It’s a commonly made claim: science depends on making metaphysical assumptions. Here the claim is being made by Kevin Mitchell, a neuroscientist and author of the book Innate: How the Wiring of Our Brains Shapes Who We Are (which I recommend).
Dawkins’s writing style does seem to divide opinion, though personally I liked the piece and consider Dawkins to be more astute on the nature of science than he is given credit for. Mitchell’s central criticism is that Dawkins fails to recognise that science must rest on metaphysics:
This is a “foundational” view of science, supposing that we build knowledge from the bottom up, and that the foundation consists of axioms of logic, mathematics and metaphysics. This idea runs into a huge problem: how do we validate metaphysics? Everyone has given up on the quest for a priori truths. And if we can’t validate metaphysics, then how can we argue that science arrives at truth if it rests on unwarranted assumptions?
I regard the foundational view of epistemology as wrong. Instead, we should adopt the view that philosophers of science call the Quinean Web view, also described, prior to Quine, by the analogy of Neurath’s raft.
This says that science arrives at a model of the world that consists of an intertwined web of ideas. We validate and improve the web by comparing the resulting world model to reality. But none of the individual ideas is “foundational” in the sense that it is axiomatic and not open to testing or challenge. Any and all ideas within the web can be assessed, and either accepted or rejected, by evaluating how well they help the overall web to model reality.
Crucially, this testing and verification extends to all parts of the web, to the logic, the mathematics, and to any “metaphysical assumptions” that you consider science to be making.
In Neurath’s raft analogy, any part of the raft can be replaced while standing on the other parts of the raft. Of course one cannot replace everything simultaneously (you’d have nowhere to stand) but one can assess what each and every part contributes to the ensemble by swapping it in and out.
We know that science arrives at sufficiently-true models of reality because it works. That is, if we use science to engineer a bridge across a gorge, then we can indeed drive a truck across it. And when aerospace engineers use science to design and build aircraft, the aircraft do fly. When we use science to design iPhones, the iPhones work. When we use science to predict eclipses, the predictions come true. When scientists develop vaccines, the vaccines work and greatly reduce disease.
The aeroplane would only fly, the bridge would only hold, if we had a sufficiently good understanding of aerodynamics, and of the nature of forces, and of the stresses and strains on materials — and a vast number of other ideas within science and engineering (where “engineering” is the application of science to real-world problems). Everyone accepts that engineering is validated and verified by the end-product working as designed.

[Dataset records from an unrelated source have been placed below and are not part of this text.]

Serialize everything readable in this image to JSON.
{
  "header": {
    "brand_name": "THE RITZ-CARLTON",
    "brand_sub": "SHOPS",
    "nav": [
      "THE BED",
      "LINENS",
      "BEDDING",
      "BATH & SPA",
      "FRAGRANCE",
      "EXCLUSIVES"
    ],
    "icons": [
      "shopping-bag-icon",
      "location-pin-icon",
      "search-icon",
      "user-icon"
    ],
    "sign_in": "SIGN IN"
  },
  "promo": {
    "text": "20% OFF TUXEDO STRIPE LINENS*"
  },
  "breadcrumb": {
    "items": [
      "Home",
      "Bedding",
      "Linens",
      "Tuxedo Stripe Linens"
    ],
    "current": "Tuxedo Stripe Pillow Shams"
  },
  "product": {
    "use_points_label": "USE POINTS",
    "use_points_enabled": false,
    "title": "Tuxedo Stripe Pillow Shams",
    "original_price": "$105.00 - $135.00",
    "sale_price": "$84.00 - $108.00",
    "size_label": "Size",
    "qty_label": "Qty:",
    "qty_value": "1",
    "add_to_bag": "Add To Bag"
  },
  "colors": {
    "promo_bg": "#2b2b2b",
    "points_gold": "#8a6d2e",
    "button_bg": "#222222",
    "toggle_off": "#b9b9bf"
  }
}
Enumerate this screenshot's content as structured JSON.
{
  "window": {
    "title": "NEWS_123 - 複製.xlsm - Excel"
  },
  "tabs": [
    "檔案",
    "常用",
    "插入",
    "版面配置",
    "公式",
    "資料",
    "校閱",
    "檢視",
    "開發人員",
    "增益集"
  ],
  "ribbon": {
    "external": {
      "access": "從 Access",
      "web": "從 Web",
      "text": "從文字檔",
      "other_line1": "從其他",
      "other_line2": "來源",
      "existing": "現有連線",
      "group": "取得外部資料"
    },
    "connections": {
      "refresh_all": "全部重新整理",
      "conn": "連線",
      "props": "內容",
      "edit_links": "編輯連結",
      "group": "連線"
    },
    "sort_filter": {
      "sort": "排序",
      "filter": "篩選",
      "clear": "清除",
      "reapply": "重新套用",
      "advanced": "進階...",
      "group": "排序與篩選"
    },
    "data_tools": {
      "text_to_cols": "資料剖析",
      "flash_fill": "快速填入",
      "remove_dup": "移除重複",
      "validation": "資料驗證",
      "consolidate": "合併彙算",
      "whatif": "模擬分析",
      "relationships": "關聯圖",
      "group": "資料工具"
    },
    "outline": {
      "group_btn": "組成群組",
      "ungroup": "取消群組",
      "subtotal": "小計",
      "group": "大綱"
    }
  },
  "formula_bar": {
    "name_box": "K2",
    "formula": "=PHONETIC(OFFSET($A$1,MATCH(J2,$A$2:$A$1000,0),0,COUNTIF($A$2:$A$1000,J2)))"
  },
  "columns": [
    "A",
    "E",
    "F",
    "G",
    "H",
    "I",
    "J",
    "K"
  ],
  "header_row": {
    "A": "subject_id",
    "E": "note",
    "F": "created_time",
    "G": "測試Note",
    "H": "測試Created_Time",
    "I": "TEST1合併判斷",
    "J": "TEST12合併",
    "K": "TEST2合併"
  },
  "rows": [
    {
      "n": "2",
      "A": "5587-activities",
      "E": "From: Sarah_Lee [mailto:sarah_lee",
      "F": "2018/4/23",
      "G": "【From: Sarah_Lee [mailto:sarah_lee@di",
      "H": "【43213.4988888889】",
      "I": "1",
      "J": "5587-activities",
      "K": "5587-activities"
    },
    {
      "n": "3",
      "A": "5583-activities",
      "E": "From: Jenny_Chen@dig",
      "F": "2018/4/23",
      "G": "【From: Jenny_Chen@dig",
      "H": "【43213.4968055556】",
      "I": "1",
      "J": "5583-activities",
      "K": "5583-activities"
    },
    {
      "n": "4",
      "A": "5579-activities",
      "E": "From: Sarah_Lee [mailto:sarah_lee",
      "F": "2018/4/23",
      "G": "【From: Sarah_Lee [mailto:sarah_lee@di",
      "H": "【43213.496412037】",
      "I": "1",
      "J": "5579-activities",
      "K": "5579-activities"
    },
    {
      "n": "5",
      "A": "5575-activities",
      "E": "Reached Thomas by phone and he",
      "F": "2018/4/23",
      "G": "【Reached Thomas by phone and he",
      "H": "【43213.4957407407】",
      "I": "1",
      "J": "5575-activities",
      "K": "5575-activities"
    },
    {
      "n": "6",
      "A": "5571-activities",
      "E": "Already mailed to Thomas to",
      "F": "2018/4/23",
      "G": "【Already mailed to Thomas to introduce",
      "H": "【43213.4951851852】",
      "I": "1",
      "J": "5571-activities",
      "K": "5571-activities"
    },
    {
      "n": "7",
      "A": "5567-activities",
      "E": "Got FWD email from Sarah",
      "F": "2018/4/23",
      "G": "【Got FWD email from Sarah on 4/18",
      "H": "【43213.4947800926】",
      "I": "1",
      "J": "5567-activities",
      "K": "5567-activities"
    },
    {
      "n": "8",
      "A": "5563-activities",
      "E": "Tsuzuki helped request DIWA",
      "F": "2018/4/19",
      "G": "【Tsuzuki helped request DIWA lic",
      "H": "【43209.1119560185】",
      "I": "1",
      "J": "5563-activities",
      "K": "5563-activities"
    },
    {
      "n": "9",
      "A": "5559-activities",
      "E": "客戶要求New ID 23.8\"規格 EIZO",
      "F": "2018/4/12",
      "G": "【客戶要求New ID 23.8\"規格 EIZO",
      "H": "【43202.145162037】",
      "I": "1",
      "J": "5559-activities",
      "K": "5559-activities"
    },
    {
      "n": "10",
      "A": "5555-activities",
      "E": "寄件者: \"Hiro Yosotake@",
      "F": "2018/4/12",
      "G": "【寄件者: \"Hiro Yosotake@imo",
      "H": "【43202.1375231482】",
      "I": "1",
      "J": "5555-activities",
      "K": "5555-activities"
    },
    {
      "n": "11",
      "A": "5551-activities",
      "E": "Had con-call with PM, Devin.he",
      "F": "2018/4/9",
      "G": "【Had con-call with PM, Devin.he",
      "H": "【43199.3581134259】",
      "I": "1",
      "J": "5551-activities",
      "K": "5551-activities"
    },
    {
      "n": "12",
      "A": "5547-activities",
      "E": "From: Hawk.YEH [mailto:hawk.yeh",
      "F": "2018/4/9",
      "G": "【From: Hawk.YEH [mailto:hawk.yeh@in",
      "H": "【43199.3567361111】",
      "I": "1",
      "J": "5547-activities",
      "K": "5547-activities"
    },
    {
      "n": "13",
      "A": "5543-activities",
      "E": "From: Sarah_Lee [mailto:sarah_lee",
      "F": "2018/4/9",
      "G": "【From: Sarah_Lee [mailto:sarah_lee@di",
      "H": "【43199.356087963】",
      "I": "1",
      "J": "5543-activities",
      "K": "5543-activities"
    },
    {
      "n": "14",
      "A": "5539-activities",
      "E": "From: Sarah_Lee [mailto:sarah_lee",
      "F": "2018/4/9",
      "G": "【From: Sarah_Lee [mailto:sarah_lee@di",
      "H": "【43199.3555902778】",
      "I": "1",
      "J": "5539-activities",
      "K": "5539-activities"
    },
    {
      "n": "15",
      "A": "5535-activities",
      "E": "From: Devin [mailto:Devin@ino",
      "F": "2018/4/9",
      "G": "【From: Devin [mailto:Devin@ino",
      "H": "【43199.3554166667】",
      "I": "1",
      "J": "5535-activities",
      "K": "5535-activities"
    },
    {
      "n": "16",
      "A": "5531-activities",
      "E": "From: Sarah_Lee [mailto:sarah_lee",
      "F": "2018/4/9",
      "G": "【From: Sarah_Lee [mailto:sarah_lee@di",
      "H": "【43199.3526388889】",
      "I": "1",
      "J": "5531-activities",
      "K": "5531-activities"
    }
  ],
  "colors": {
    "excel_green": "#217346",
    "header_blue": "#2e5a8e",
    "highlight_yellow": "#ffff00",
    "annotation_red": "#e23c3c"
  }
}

But, just as much, the fact that the aeroplane flies also validates the mathematics used to make the calculations, and the logic underpinning all the reasoning used throughout. If “2 + 2 = 4” or modus ponens were not true (meaning, were not good models of how the world actually is) then the science and engineering that employ such tools would fail.
And the same applies to any “metaphysical assumptions”. Either: (1) such metaphysical assumptions make no difference to the predicted times of eclipses, or to the load bearing of the bridge, or to the function of iPhones, or the calculations of quantum mechanics — in which case science does therefore not depend on assuming them, or: (2) such metaphysical assumptions do make a real-world difference to the verifiable predictions of science — in which case these “assumptions” are tested and verified along with the other ideas in the overall web whenever we test scientific models against reality.
And that latter would mean that the “metaphysical assumptions” are not metaphysical at all, they are themselves scientific ideas that model reality, and are just as testable as all the other parts of scientific models.
The Quinean web understanding of science tells us that there is no good reason to make any fundamental epistemological distinction between the “scientific” ideas within the web and the “mathematical”, “logical”, and “philosophical” ideas. Such labels might be useful for different areas of knowlege (in the same way that labels such as “biology” and “chemistry” are useful), but there is not a big epistemological divide between them.
At this point, someone might be tempted to respond: but doesn’t this analysis all depend on the Quinean-web view of science being true, and surely that’s a philosophical claim, so how do you verify that?
But, again, ideas about the nature of science and how science works — along with any other relevant issue of philosophy — is just another set of ideas that is intertwined with the rest of the web of ideas with which science models the world. And the Quinean-web view is verified in the same way as any other scientific idea: it amounts to the best explanation that we have.
This is not a foundational view of epistemology, it’s a boot-strapping account of epistemology, and it’s the only one that properly explains why science is so successful in modelling the world.
If you really think that: (1) science rests on metaphysical assumptions; and that (2) these assumptions cannot be verified and so are likely wrong; and that (3) if they are wrong, then scientific ideas will not be true, then what’s your explanation for the fact that astronomers’ predictions of eclipse times do come true, that bridges carry traffic, and that iPhones work?